예제 #1
0
    def pair_to_solr(cls, key, value, modifiers=None):

        try:
            fieldname = cls.datasource_indexnames[key]
        except KeyError:
            return

        expression = None
        format = u'{0}:{1}'


        # ------------------------------------------
        #   value mogrifiers
        # ------------------------------------------
        if key == 'patentnumber':
            # TODO: parse more sophisticated to make things like "EP666666 or EP666667" or "?query=pn%3AEP666666&datasource=ifi" possible
            # TODO: use different normalization flavor for IFI, e.g. JP01153210A will not work as JPH01153210A, which is required by OPS
            value = normalize_patent(value, for_ops=False)

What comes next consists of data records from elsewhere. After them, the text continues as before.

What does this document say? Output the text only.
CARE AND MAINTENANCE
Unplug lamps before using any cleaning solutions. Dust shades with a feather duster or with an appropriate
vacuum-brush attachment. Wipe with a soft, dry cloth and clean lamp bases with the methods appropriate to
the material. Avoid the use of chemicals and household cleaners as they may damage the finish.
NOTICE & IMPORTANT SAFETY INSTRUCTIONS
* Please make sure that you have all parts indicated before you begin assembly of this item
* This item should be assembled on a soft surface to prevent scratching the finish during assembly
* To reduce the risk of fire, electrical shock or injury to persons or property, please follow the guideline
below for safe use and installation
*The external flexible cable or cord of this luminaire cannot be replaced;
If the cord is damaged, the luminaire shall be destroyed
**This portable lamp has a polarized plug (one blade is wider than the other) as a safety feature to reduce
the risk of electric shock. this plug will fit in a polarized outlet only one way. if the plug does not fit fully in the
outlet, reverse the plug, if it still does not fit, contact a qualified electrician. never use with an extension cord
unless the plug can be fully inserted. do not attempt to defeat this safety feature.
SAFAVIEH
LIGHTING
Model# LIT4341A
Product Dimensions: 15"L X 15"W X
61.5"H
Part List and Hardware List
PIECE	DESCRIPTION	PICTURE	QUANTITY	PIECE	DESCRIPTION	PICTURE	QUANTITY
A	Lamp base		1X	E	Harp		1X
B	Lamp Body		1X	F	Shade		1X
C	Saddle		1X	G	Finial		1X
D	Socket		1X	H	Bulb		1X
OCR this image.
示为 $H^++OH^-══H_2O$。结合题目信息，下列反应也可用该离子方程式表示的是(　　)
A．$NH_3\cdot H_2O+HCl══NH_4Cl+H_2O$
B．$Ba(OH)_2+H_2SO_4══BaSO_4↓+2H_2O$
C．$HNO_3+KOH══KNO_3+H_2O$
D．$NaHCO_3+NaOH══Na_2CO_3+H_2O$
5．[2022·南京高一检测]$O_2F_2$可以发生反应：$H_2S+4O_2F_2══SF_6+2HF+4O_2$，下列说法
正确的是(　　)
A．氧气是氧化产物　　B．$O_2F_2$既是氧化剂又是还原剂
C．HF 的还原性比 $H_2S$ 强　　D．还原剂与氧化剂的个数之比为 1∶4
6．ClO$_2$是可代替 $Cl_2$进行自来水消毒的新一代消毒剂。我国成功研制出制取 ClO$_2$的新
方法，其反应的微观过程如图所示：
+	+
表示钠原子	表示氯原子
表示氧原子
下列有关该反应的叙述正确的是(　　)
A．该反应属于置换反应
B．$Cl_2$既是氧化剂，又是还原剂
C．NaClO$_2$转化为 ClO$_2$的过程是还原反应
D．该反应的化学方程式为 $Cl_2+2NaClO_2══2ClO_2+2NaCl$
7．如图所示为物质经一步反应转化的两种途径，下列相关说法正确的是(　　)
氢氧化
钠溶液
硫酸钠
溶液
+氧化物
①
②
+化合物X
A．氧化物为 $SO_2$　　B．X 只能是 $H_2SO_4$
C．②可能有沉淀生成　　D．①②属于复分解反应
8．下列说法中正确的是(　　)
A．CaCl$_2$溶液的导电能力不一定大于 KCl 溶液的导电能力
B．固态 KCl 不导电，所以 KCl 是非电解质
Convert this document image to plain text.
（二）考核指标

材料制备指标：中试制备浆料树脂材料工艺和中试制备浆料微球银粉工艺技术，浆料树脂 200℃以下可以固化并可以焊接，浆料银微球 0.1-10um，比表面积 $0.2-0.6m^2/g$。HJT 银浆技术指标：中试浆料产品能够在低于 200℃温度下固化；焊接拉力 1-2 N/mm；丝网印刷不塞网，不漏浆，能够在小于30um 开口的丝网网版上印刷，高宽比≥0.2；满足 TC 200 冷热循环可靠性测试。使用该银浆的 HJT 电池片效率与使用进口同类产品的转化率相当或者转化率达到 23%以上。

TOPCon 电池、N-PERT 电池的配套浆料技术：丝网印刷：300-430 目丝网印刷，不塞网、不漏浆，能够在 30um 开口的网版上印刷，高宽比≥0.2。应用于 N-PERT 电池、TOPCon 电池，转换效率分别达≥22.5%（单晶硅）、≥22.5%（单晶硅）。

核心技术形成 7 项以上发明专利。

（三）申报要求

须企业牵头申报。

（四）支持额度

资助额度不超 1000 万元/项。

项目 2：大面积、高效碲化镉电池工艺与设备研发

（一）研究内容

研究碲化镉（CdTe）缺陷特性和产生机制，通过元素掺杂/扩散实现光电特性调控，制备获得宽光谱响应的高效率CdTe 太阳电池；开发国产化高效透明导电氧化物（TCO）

        elif key == 'pubdate':

            """
            - pd:[19800101 TO 19851231]
            - pd:[* TO 19601231]
            - pdyear:[1980 TO 1985]
            - pdyear:[* TO 1960]
            """

            try:

                parsed = False

                # e.g. 1991
                if len(value) == 4 and value.isdigit():
                    fieldname = 'pdyear'
                    parsed = True

                # e.g. 1990-2014, 1990 - 2014
                value = year_range_to_within(value)

                # e.g.
                # within 1978,1986
                # within 1900,2009-08-20
                # within 2009-08-20,2011-03-03
                if 'within' in value:
                    within_dates = parse_date_within(value)
                    elements_are_years = all([len(value) == 4 and value.isdigit() for value in within_dates.values()])
                    if elements_are_years:
                        fieldname = 'pdyear'

                    else:
                        if within_dates['startdate']:
                            within_dates['startdate'] = parse_date_universal(within_dates['startdate']).format('YYYYMMDD')

                        if within_dates['enddate']:
                            within_dates['enddate'] = parse_date_universal(within_dates['enddate']).format('YYYYMMDD')

                    if not within_dates['startdate']:
                        within_dates['startdate'] = '*'

                    if not within_dates['enddate']:
                        within_dates['enddate'] = '*'

                    expression = '{fieldname}:[{startdate} TO {enddate}]'.format(fieldname=fieldname, **within_dates)

                elif not parsed:
                    value_date = parse_date_universal(value)
                    if value_date:
                        value = value_date.format('YYYYMMDD')
                    else:
                        raise ValueError(value)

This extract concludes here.